Although a September hike seems unlikely, there is nothing to be gained from Yellen ruling it out. The Fed wants investors to know that every meeting is actionable, though there is no precedent for a move in November, the month of the US national election. According to the Fed funds futures, the market has upgraded the odds of a September hike to 32% currently from 18% on August 1 and 26% on August 5 after the US jobs data.
During the North American session, the US reports advanced trade and wholesale inventories for July, Q2 GDP revision, and University of Michigan sentiment. It’s worth noting that the Atlanta Fed’s GDPNow model now has Q3 SAAR growth tracking at 3.4%, down from 3.6% previously. The drop was due to weak existing home sales data reported this week.

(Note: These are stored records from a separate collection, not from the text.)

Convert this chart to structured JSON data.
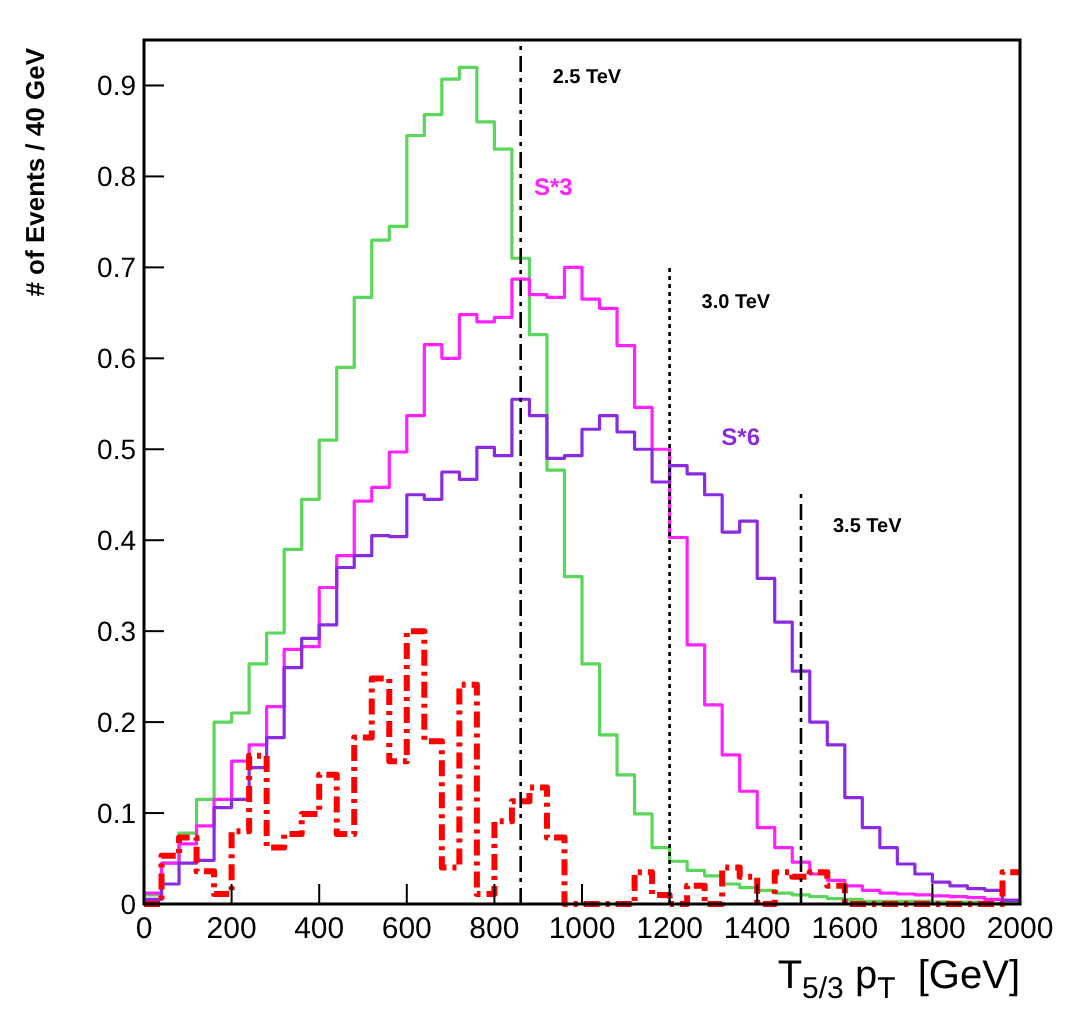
{
  "chart_data": {
    "type": "histogram",
    "xlabel": "T$_{5/3}$ p$_{T}$  [GeV]",
    "ylabel": "# of Events / 40 GeV",
    "bins": [
      0,
      40,
      80,
      120,
      160,
      200,
      240,
      280,
      320,
      360,
      400,
      440,
      480,
      520,
      560,
      600,
      640,
      680,
      720,
      760,
      800,
      840,
      880,
      920,
      960,
      1000,
      1040,
      1080,
      1120,
      1160,
      1200,
      1240,
      1280,
      1320,
      1360,
      1400,
      1440,
      1480,
      1520,
      1560,
      1600,
      1640,
      1680,
      1720,
      1760,
      1800,
      1840,
      1880,
      1920,
      1960,
      2000
    ],
    "xlim": [
      0,
      2000
    ],
    "xticks": [
      0,
      200,
      400,
      600,
      800,
      1000,
      1200,
      1400,
      1600,
      1800,
      2000
    ],
    "ylim": [
      0,
      0.95
    ],
    "yticks": [
      0,
      0.1,
      0.2,
      0.3,
      0.4,
      0.5,
      0.6,
      0.7,
      0.8,
      0.9
    ],
    "grid": false,
    "series": [
      {
        "color": "#5ad65a",
        "values": [
          0.01,
          0.045,
          0.078,
          0.115,
          0.2,
          0.21,
          0.264,
          0.298,
          0.39,
          0.445,
          0.51,
          0.59,
          0.667,
          0.73,
          0.745,
          0.845,
          0.868,
          0.907,
          0.92,
          0.86,
          0.83,
          0.71,
          0.626,
          0.477,
          0.36,
          0.264,
          0.186,
          0.142,
          0.099,
          0.062,
          0.047,
          0.037,
          0.031,
          0.022,
          0.018,
          0.015,
          0.012,
          0.01,
          0.008,
          0.006,
          0.005,
          0.003,
          0.003,
          0.003,
          0.003,
          0.002,
          0.002,
          0.002,
          0.001,
          0.001
        ]
      },
      {
        "name": "S*3",
        "color": "#ff22ff",
        "values": [
          0.012,
          0.045,
          0.066,
          0.086,
          0.115,
          0.157,
          0.175,
          0.217,
          0.28,
          0.283,
          0.348,
          0.383,
          0.443,
          0.458,
          0.497,
          0.537,
          0.615,
          0.6,
          0.648,
          0.64,
          0.645,
          0.687,
          0.67,
          0.667,
          0.7,
          0.665,
          0.655,
          0.614,
          0.546,
          0.5,
          0.403,
          0.285,
          0.219,
          0.164,
          0.124,
          0.084,
          0.062,
          0.046,
          0.033,
          0.026,
          0.02,
          0.015,
          0.012,
          0.011,
          0.01,
          0.009,
          0.008,
          0.007,
          0.005,
          0.004
        ]
      },
      {
        "name": "S*6",
        "color": "#8a2be2",
        "values": [
          0.005,
          0.022,
          0.045,
          0.048,
          0.106,
          0.115,
          0.15,
          0.183,
          0.26,
          0.292,
          0.307,
          0.37,
          0.383,
          0.405,
          0.404,
          0.45,
          0.445,
          0.475,
          0.467,
          0.502,
          0.493,
          0.555,
          0.537,
          0.49,
          0.493,
          0.522,
          0.537,
          0.519,
          0.5,
          0.464,
          0.482,
          0.473,
          0.45,
          0.409,
          0.421,
          0.358,
          0.31,
          0.256,
          0.2,
          0.175,
          0.117,
          0.084,
          0.062,
          0.044,
          0.033,
          0.024,
          0.02,
          0.017,
          0.015,
          0.004
        ]
      },
      {
        "color": "#ff0000",
        "line_style": "dashed",
        "values": [
          0,
          0.053,
          0.073,
          0.036,
          0.011,
          0.08,
          0.163,
          0.062,
          0.077,
          0.099,
          0.142,
          0.077,
          0.183,
          0.248,
          0.157,
          0.3,
          0.179,
          0.04,
          0.241,
          0.011,
          0.091,
          0.113,
          0.128,
          0.073,
          0,
          0,
          0,
          0,
          0.035,
          0.01,
          0,
          0.02,
          0,
          0.04,
          0.03,
          0,
          0.035,
          0.03,
          0.035,
          0.02,
          0,
          0,
          0,
          0,
          0,
          0,
          0,
          0,
          0,
          0.035
        ]
      }
    ],
    "ref_lines": [
      {
        "axis": "x",
        "value": 860,
        "label": "2.5 TeV",
        "line_style": "dashed"
      },
      {
        "axis": "x",
        "value": 1200,
        "label": "3.0 TeV",
        "line_style": "dotted"
      },
      {
        "axis": "x",
        "value": 1500,
        "label": "3.5 TeV",
        "line_style": "dashed"
      }
    ]
  }
}
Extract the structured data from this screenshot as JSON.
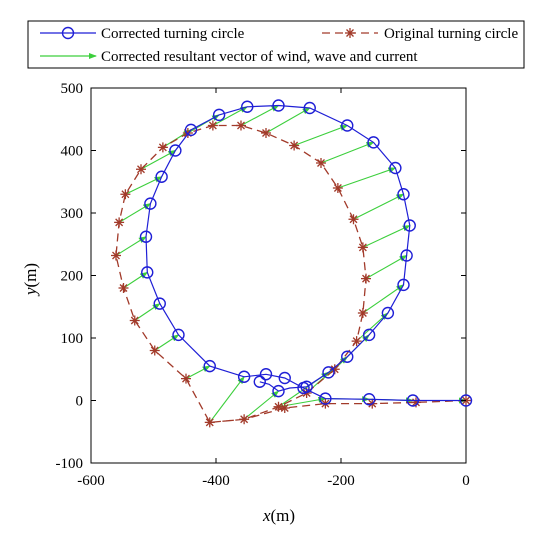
{
  "chart_data": {
    "type": "line",
    "xlabel_var": "x",
    "xlabel_unit": "(m)",
    "ylabel_var": "y",
    "ylabel_unit": "(m)",
    "xlim": [
      -600,
      0
    ],
    "ylim": [
      -100,
      500
    ],
    "xticks": [
      -600,
      -400,
      -200,
      0
    ],
    "yticks": [
      -100,
      0,
      100,
      200,
      300,
      400,
      500
    ],
    "grid": false,
    "legend_position": "top",
    "legend": {
      "corrected": "Corrected turning circle",
      "original": "Original turning circle",
      "vector": "Corrected resultant vector of wind, wave and current"
    },
    "colors": {
      "corrected": "#1f1fd6",
      "original": "#a23a2a",
      "vector": "#3ccf3c"
    },
    "series": [
      {
        "name": "Corrected turning circle",
        "marker": "circle",
        "line": "solid",
        "points": [
          [
            0,
            0
          ],
          [
            -85,
            0
          ],
          [
            -155,
            2
          ],
          [
            -225,
            3
          ],
          [
            -260,
            20
          ],
          [
            -290,
            36
          ],
          [
            -320,
            42
          ],
          [
            -355,
            38
          ],
          [
            -410,
            55
          ],
          [
            -460,
            105
          ],
          [
            -490,
            155
          ],
          [
            -510,
            205
          ],
          [
            -512,
            262
          ],
          [
            -505,
            315
          ],
          [
            -487,
            358
          ],
          [
            -465,
            400
          ],
          [
            -440,
            433
          ],
          [
            -395,
            457
          ],
          [
            -350,
            470
          ],
          [
            -300,
            472
          ],
          [
            -250,
            468
          ],
          [
            -190,
            440
          ],
          [
            -148,
            413
          ],
          [
            -113,
            372
          ],
          [
            -100,
            330
          ],
          [
            -90,
            280
          ],
          [
            -95,
            232
          ],
          [
            -100,
            185
          ],
          [
            -125,
            140
          ],
          [
            -155,
            105
          ],
          [
            -190,
            70
          ],
          [
            -220,
            45
          ],
          [
            -255,
            22
          ],
          [
            -282,
            20
          ],
          [
            -300,
            15
          ],
          [
            -315,
            26
          ],
          [
            -330,
            30
          ]
        ],
        "marked_x": [
          0,
          -85,
          -155,
          -225,
          -260,
          -290,
          -320,
          -355,
          -410,
          -460,
          -490,
          -510,
          -512,
          -505,
          -487,
          -465,
          -440,
          -395,
          -350,
          -300,
          -250,
          -190,
          -148,
          -113,
          -100,
          -90,
          -95,
          -100,
          -125,
          -155,
          -190,
          -220,
          -255,
          -300,
          -330
        ]
      },
      {
        "name": "Original turning circle",
        "marker": "asterisk",
        "line": "dashed",
        "points": [
          [
            0,
            0
          ],
          [
            -80,
            -3
          ],
          [
            -150,
            -5
          ],
          [
            -225,
            -5
          ],
          [
            -290,
            -12
          ],
          [
            -355,
            -30
          ],
          [
            -410,
            -35
          ],
          [
            -448,
            35
          ],
          [
            -498,
            80
          ],
          [
            -530,
            128
          ],
          [
            -548,
            180
          ],
          [
            -560,
            232
          ],
          [
            -555,
            285
          ],
          [
            -545,
            330
          ],
          [
            -520,
            370
          ],
          [
            -485,
            405
          ],
          [
            -445,
            428
          ],
          [
            -405,
            440
          ],
          [
            -360,
            440
          ],
          [
            -320,
            428
          ],
          [
            -275,
            408
          ],
          [
            -232,
            380
          ],
          [
            -205,
            340
          ],
          [
            -180,
            290
          ],
          [
            -165,
            245
          ],
          [
            -160,
            195
          ],
          [
            -165,
            140
          ],
          [
            -175,
            95
          ],
          [
            -210,
            50
          ],
          [
            -255,
            12
          ],
          [
            -300,
            -10
          ],
          [
            -355,
            -30
          ],
          [
            -410,
            -35
          ]
        ]
      }
    ],
    "vectors": [
      {
        "from": [
          -85,
          0
        ],
        "to": [
          0,
          0
        ]
      },
      {
        "from": [
          -155,
          2
        ],
        "to": [
          -85,
          0
        ]
      },
      {
        "from": [
          -225,
          3
        ],
        "to": [
          -155,
          2
        ]
      },
      {
        "from": [
          -300,
          -10
        ],
        "to": [
          -225,
          3
        ]
      },
      {
        "from": [
          -355,
          -30
        ],
        "to": [
          -300,
          15
        ]
      },
      {
        "from": [
          -410,
          -35
        ],
        "to": [
          -355,
          38
        ]
      },
      {
        "from": [
          -448,
          35
        ],
        "to": [
          -410,
          55
        ]
      },
      {
        "from": [
          -498,
          80
        ],
        "to": [
          -460,
          105
        ]
      },
      {
        "from": [
          -530,
          128
        ],
        "to": [
          -490,
          155
        ]
      },
      {
        "from": [
          -548,
          180
        ],
        "to": [
          -510,
          205
        ]
      },
      {
        "from": [
          -560,
          232
        ],
        "to": [
          -512,
          262
        ]
      },
      {
        "from": [
          -555,
          285
        ],
        "to": [
          -505,
          315
        ]
      },
      {
        "from": [
          -545,
          330
        ],
        "to": [
          -487,
          358
        ]
      },
      {
        "from": [
          -520,
          370
        ],
        "to": [
          -465,
          400
        ]
      },
      {
        "from": [
          -485,
          405
        ],
        "to": [
          -440,
          433
        ]
      },
      {
        "from": [
          -445,
          428
        ],
        "to": [
          -395,
          457
        ]
      },
      {
        "from": [
          -405,
          440
        ],
        "to": [
          -350,
          470
        ]
      },
      {
        "from": [
          -360,
          440
        ],
        "to": [
          -300,
          472
        ]
      },
      {
        "from": [
          -320,
          428
        ],
        "to": [
          -250,
          468
        ]
      },
      {
        "from": [
          -275,
          408
        ],
        "to": [
          -190,
          440
        ]
      },
      {
        "from": [
          -232,
          380
        ],
        "to": [
          -148,
          413
        ]
      },
      {
        "from": [
          -205,
          340
        ],
        "to": [
          -113,
          372
        ]
      },
      {
        "from": [
          -180,
          290
        ],
        "to": [
          -100,
          330
        ]
      },
      {
        "from": [
          -165,
          245
        ],
        "to": [
          -90,
          280
        ]
      },
      {
        "from": [
          -160,
          195
        ],
        "to": [
          -95,
          232
        ]
      },
      {
        "from": [
          -165,
          140
        ],
        "to": [
          -100,
          185
        ]
      },
      {
        "from": [
          -175,
          95
        ],
        "to": [
          -125,
          140
        ]
      },
      {
        "from": [
          -210,
          50
        ],
        "to": [
          -155,
          105
        ]
      },
      {
        "from": [
          -255,
          12
        ],
        "to": [
          -190,
          70
        ]
      },
      {
        "from": [
          -300,
          -10
        ],
        "to": [
          -220,
          45
        ]
      }
    ]
  }
}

The UK reported Q2 GDP. Headline GDP 0.6% q/q, as expected. Looking at the components, private consumption rose 0.9% q/q vs. 0.8% expected, GFCF (investment) rose 1.4% q/q vs. 0.4% expected, government spending fell -0.2% q/q vs. 0.3% expected, and exports rose 0.1% q/q vs. 0.7% expected. So far, the post-Brexit economic data have shown resilience and even outright strength. This should keep the BOE on hold next month.
German GfK consumer confidence was reported for September. It came in at 10.2 vs. 10.0 expected. Yesterday, German IFO confidence came in much weaker than expected for August. Elsewhere, France reported Q2 GDP. Growth came in as expected, flat q/q and up 1.4% y/y.
Japan reported July inflation figures. The national headline CPI was steady at -0.4% y/y, as expected, while core (excluding fresh food) came in at -0.5% y/y vs. -0.4% expected. Excluding food and energy, the inflation rate edged down to 0.3% y/y from 0.5% in June, the lowest since October 2013. Tokyo August headline inflation came in at -0.5% y/y vs. -0.4% expected, which suggests downside risks to the national CPI next month. Data overall have come in on the weak side recently, feeding market expectations that greater pressure will be on the BOJ for further easing.
Local press is reporting that South African President Zuma is planning a cabinet shuffle. Potential removals reportedly include the Ministers of Higher Education, Agriculture, Public Works, and Trade and Industry, as well as the Deputy Finance Minister. No mention of Finance. While such a move wouldn’t be surprising in light of the recent municipal election losses, investors could still get spooked in the current environment. Finance Minister Gordhan was not mentioned in the press report, but a recent poll by a major local bank showed that about half the respondents expect him to be eventually removed.
Mexico reports July trade. Exports have contracted y/y in 11 of the past 12 months, and the only exception was a 0.3% y/y gain in May. Petroleum exports have been weak, as one would expect, but non-petroleum exports have also been weak. Imports have also been contracting, and so deterioration in the trade and current account balances has been limited. While the sluggish economy is likely to keep Banco de Mexico on hold for the time being, much will depend on the peso.